Foto Alessandro Tich

Ma quello di cui il titolare del “Caffè dell'oste” probabilmente non si è reso conto, è il fatto che la sua scritta sulla serranda chiusa ha involontariamente aperto agli occhi di chi vi scrive una perfetta metafora dell'andamento delle cose nel nostro Paese.
Con l'unica differenza che lui ha avuto l'onestà di scrivere la parola “circa” a chiare lettere.
Perché - è mi stringe il cuore ammetterlo - quella in cui viviamo attualmente è una Repubblica fondata ormai sul circa e in quanto tale poco affidabile.
Negli appuntamenti da rispettare, negli impegni da portare avanti, nelle parole che devono poi necessariamente corrispondere ai fatti, nei tanti progetti che si risolvono nell'inconcludenza. E non mi riferisco solo alla politica e alle sue promesse, sarebbe troppo facile. Riguardo alla classe che ci rappresenta nei Palazzi del potere e alle strutture pubbliche che traducono la politica (leggi e normative) in burocrazia, l'indefinitezza viene data per scontata. Anche perché, al momento opportuno, il dottore è sempre fuori ufficio.
Oggi la filosofia del circa pervade la nostra vita, i nostri rapporti, il nostro stesso modo di gestire le attività quotidiane e lavorative. Faccio un piccolo esempio concreto sulla mia esperienza: più di un anno fa avevo intavolato un'ipotesi di collaborazione professionale con un noto imprenditore del nostro territorio. Era il dicembre del 2016.
“Benissimo, ci sentiamo dopo le feste”, mi aveva detto. Peccato che non avesse specificato di quale anno. Avrebbe fatto molto prima a dirmi “non mi interessa, grazie”.
E invece vai, tira e molla, telefona e non rispondi, richiama e non mi senti, manda il messaggino e non lo leggi, chi vivrà vedrà, lasciamo stare che è meglio.

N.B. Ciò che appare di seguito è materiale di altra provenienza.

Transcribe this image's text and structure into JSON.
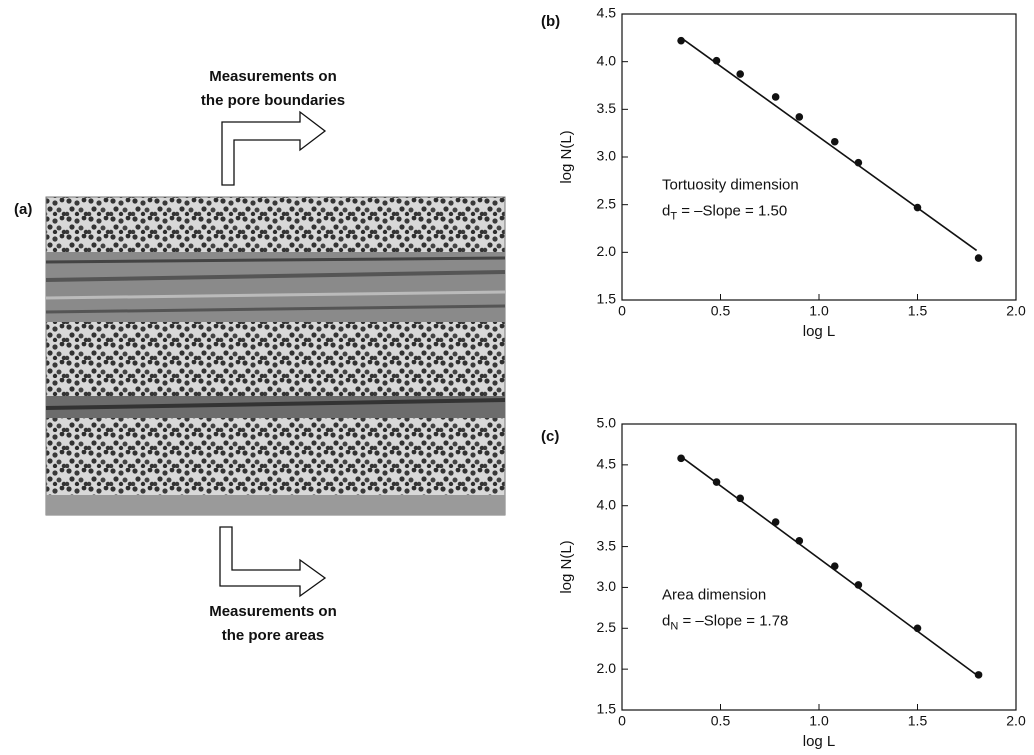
{
  "figure": {
    "panel_label": "(a)",
    "top_caption": [
      "Measurements on",
      "the pore boundaries"
    ],
    "bottom_caption": [
      "Measurements on",
      "the pore areas"
    ]
  },
  "chart_data": [
    {
      "type": "scatter",
      "panel_label": "(b)",
      "x_label": "log L",
      "y_label": "log N(L)",
      "x": [
        0.3,
        0.48,
        0.6,
        0.78,
        0.9,
        1.08,
        1.2,
        1.5,
        1.81
      ],
      "values": [
        4.22,
        4.01,
        3.87,
        3.63,
        3.42,
        3.16,
        2.94,
        2.47,
        1.94
      ],
      "fit_x": [
        0.3,
        1.8
      ],
      "fit_values": [
        4.25,
        2.02
      ],
      "color": "#111111",
      "xlim": [
        0,
        2
      ],
      "ylim": [
        1.5,
        4.5
      ],
      "xticks": [
        0,
        0.5,
        {
          "value": 1,
          "label": "1.0"
        },
        1.5,
        {
          "value": 2,
          "label": "2.0"
        }
      ],
      "yticks": [
        1.5,
        {
          "value": 2,
          "label": "2.0"
        },
        2.5,
        {
          "value": 3,
          "label": "3.0"
        },
        3.5,
        {
          "value": 4,
          "label": "4.0"
        },
        4.5
      ],
      "annotation": {
        "title": "Tortuosity dimension",
        "symbol": "d",
        "subscript": "T",
        "formula": " = –Slope  = 1.50"
      }
    },
    {
      "type": "scatter",
      "panel_label": "(c)",
      "x_label": "log L",
      "y_label": "log N(L)",
      "x": [
        0.3,
        0.48,
        0.6,
        0.78,
        0.9,
        1.08,
        1.2,
        1.5,
        1.81
      ],
      "values": [
        4.58,
        4.29,
        4.09,
        3.8,
        3.57,
        3.26,
        3.03,
        2.5,
        1.93
      ],
      "fit_x": [
        0.3,
        1.8
      ],
      "fit_values": [
        4.6,
        1.93
      ],
      "color": "#111111",
      "xlim": [
        0,
        2
      ],
      "ylim": [
        1.5,
        5
      ],
      "xticks": [
        0,
        0.5,
        {
          "value": 1,
          "label": "1.0"
        },
        1.5,
        {
          "value": 2,
          "label": "2.0"
        }
      ],
      "yticks": [
        1.5,
        {
          "value": 2,
          "label": "2.0"
        },
        2.5,
        {
          "value": 3,
          "label": "3.0"
        },
        3.5,
        {
          "value": 4,
          "label": "4.0"
        },
        4.5,
        {
          "value": 5,
          "label": "5.0"
        }
      ],
      "annotation": {
        "title": "Area dimension",
        "symbol": "d",
        "subscript": "N",
        "formula": " = –Slope  = 1.78"
      }
    }
  ]
}
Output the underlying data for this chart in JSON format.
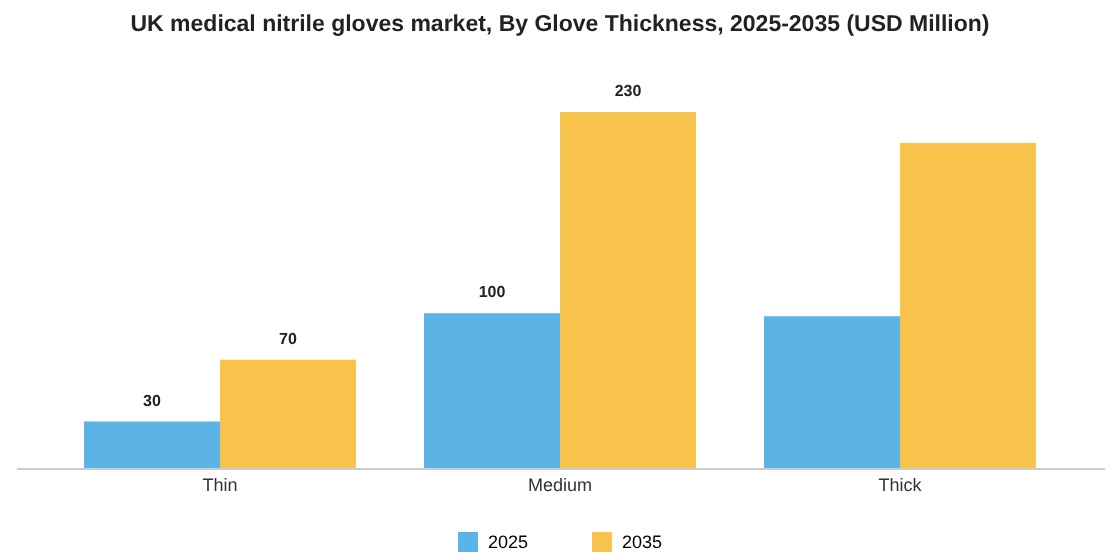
{
  "chart_data": {
    "type": "bar",
    "title": "UK medical nitrile gloves market, By Glove Thickness, 2025-2035 (USD Million)",
    "categories": [
      "Thin",
      "Medium",
      "Thick"
    ],
    "series": [
      {
        "name": "2025",
        "color": "#5bb3e6",
        "values": [
          30,
          100,
          98
        ],
        "value_labels": [
          "30",
          "100",
          null
        ]
      },
      {
        "name": "2035",
        "color": "#f8c44c",
        "values": [
          70,
          230,
          210
        ],
        "value_labels": [
          "70",
          "230",
          null
        ]
      }
    ],
    "legend": "bottom",
    "grid": false
  }
}
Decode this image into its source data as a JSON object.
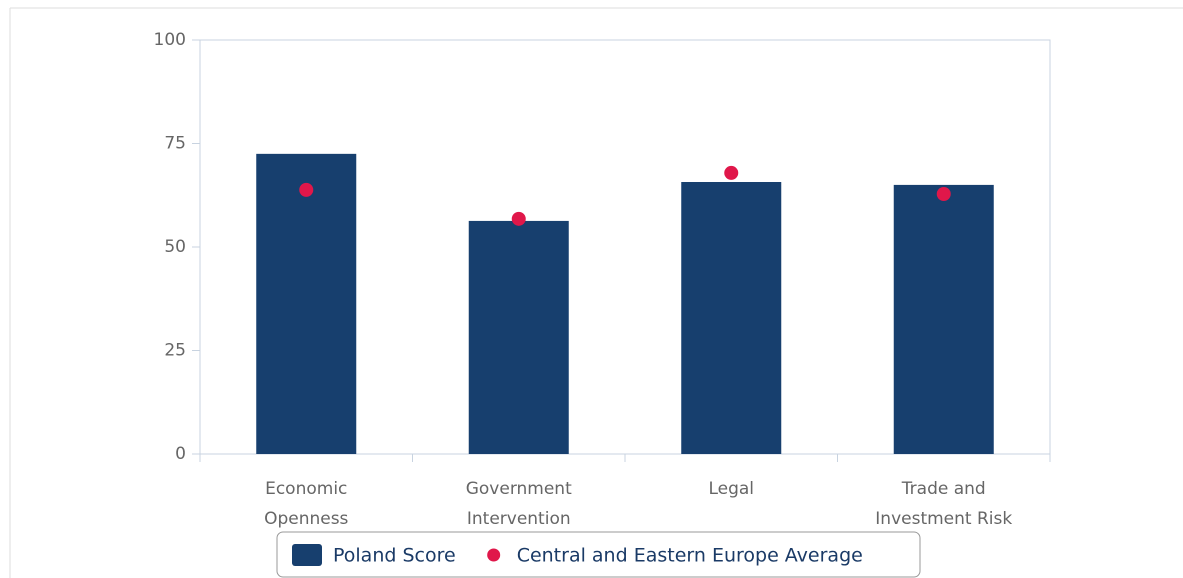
{
  "chart_data": {
    "type": "bar",
    "categories": [
      [
        "Economic",
        "Openness"
      ],
      [
        "Government",
        "Intervention"
      ],
      [
        "Legal"
      ],
      [
        "Trade and",
        "Investment Risk"
      ]
    ],
    "series": [
      {
        "name": "Poland Score",
        "type": "bar",
        "color": "#173f6e",
        "values": [
          72.5,
          56.3,
          65.7,
          65
        ]
      },
      {
        "name": "Central and Eastern Europe Average",
        "type": "scatter",
        "color": "#e0174a",
        "values": [
          63.8,
          56.8,
          67.9,
          62.8
        ]
      }
    ],
    "ylim": [
      0,
      100
    ],
    "yticks": [
      0,
      25,
      50,
      75,
      100
    ],
    "grid": false,
    "legend": "bottom"
  }
}
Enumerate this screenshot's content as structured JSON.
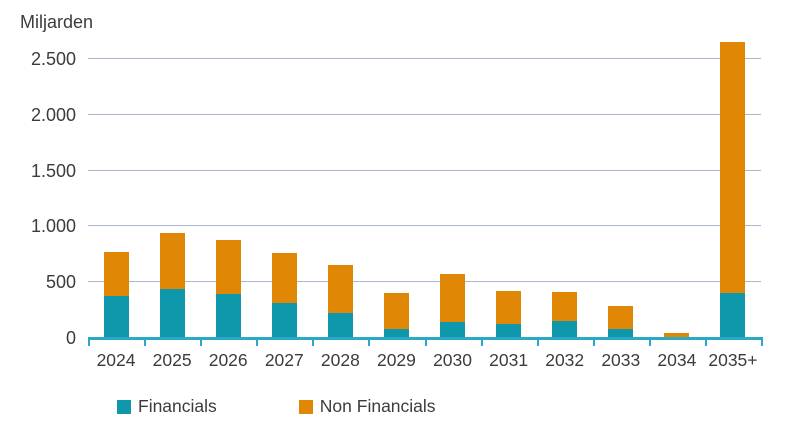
{
  "title": "Miljarden",
  "colors": {
    "financials": "#0f97ab",
    "non_financials": "#e08806",
    "axis": "#2aa9c5",
    "gridline": "#aab7d3",
    "text": "#3c3c3b"
  },
  "legend": {
    "items": [
      {
        "label": "Financials",
        "series": "Financials"
      },
      {
        "label": "Non Financials",
        "series": "Non Financials"
      }
    ]
  },
  "chart_data": {
    "type": "bar",
    "stacked": true,
    "title": "Miljarden",
    "ylabel": "Miljarden",
    "xlabel": "",
    "categories": [
      "2024",
      "2025",
      "2026",
      "2027",
      "2028",
      "2029",
      "2030",
      "2031",
      "2032",
      "2033",
      "2034",
      "2035+"
    ],
    "series": [
      {
        "name": "Financials",
        "color": "#0f97ab",
        "values": [
          380,
          440,
          390,
          310,
          220,
          85,
          145,
          125,
          150,
          85,
          10,
          400
        ]
      },
      {
        "name": "Non Financials",
        "color": "#e08806",
        "values": [
          390,
          505,
          490,
          450,
          430,
          315,
          430,
          300,
          260,
          205,
          35,
          2250
        ]
      }
    ],
    "totals": [
      770,
      945,
      880,
      760,
      650,
      400,
      575,
      425,
      410,
      290,
      45,
      2650
    ],
    "ylim": [
      0,
      2500
    ],
    "ytick_step": 500,
    "ytick_labels": [
      "0",
      "500",
      "1.000",
      "1.500",
      "2.000",
      "2.500"
    ],
    "grid": true,
    "legend_position": "bottom"
  }
}
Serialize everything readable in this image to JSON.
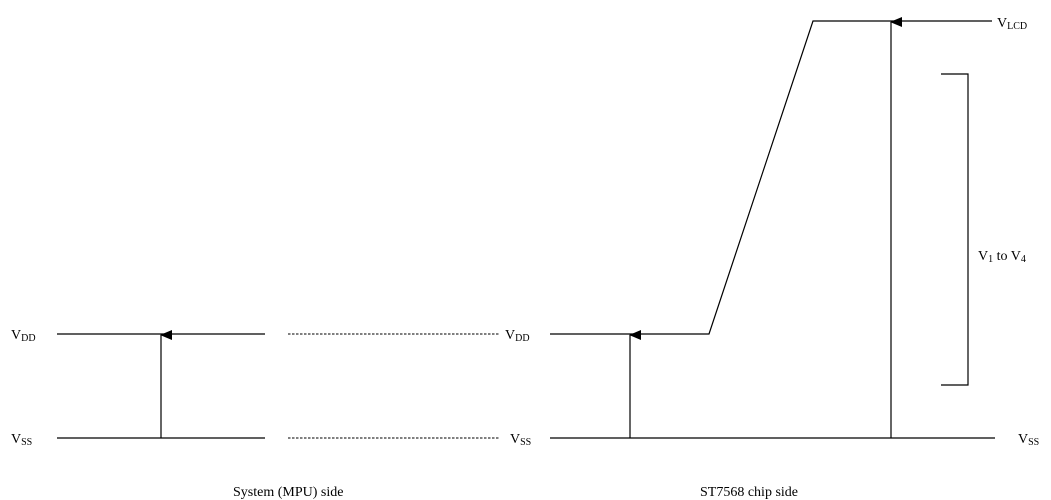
{
  "labels": {
    "left_vdd": {
      "main": "V",
      "sub": "DD"
    },
    "left_vss": {
      "main": "V",
      "sub": "SS"
    },
    "mid_vdd": {
      "main": "V",
      "sub": "DD"
    },
    "mid_vss": {
      "main": "V",
      "sub": "SS"
    },
    "right_vss": {
      "main": "V",
      "sub": "SS"
    },
    "vlcd": {
      "main": "V",
      "sub": "LCD"
    },
    "range": {
      "v1": "V",
      "s1": "1",
      "to": " to ",
      "v4": "V",
      "s4": "4"
    }
  },
  "captions": {
    "system_side": "System (MPU) side",
    "chip_side": "ST7568 chip side"
  }
}
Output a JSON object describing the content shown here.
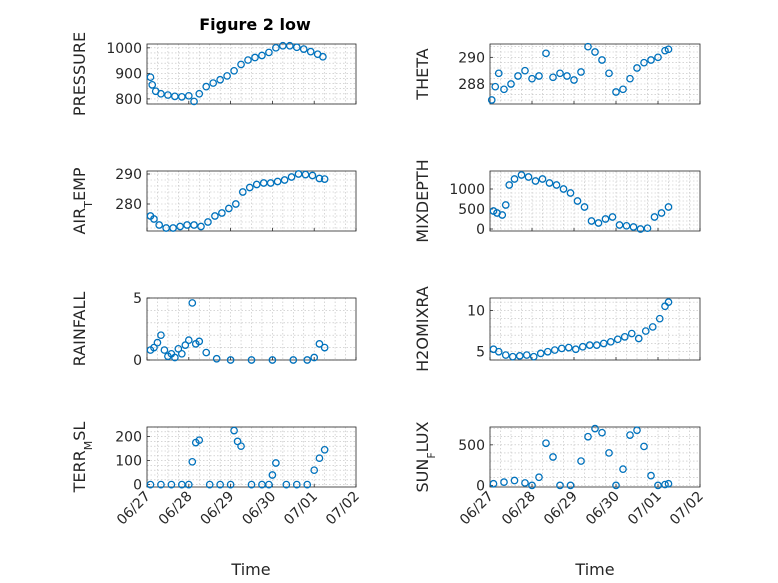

La tattica approssimativa, ma molto diffusa, dell'eterno rinvio. Quella che appunto tutti i giorni ci costringe a correre dietro qualcosa o qualcuno, perdendo quel tempo che continuiamo a dire che ci manca ed energie utili a fare altro.
È lo stesso pressapochismo di sistema lamentato da un mio amico che lavora all'estero con le imprese italiane e che mi riferisce delle stesse difficoltà a rapportarsi e a stare dietro alle nostre aziende, alcune delle quali fanno persino fatica a rispettare gli impegni presi nero su bianco. Salvo ovviamente le eccezioni, siamo appunto il Paese dell'incirca e del suppergiù: per questo oggi gli altri Paesi sono su e noi siamo giù.
Finché il circa riguarda l'orario di apertura di un esercizio pubblico, ben venga.
È un modo simpatico e originale per riappropriarsi del proprio tempo, facendo adeguare di conseguenza anche il tempo degli altri. Che se proprio hanno voglia di bersi un caffè, possono benissimo andare da un'altra parte. Anche al bar di fronte, che a quell'ora è già aperto. Quando invece il pressappoco incide sulla nostra capacità di dare e di ricevere qualcosa da questo Paese, è dura trovarsi la saracinesca abbassata.
E in questo caso, diversamente dal bar in via Gamba, la pazienza ha un limite.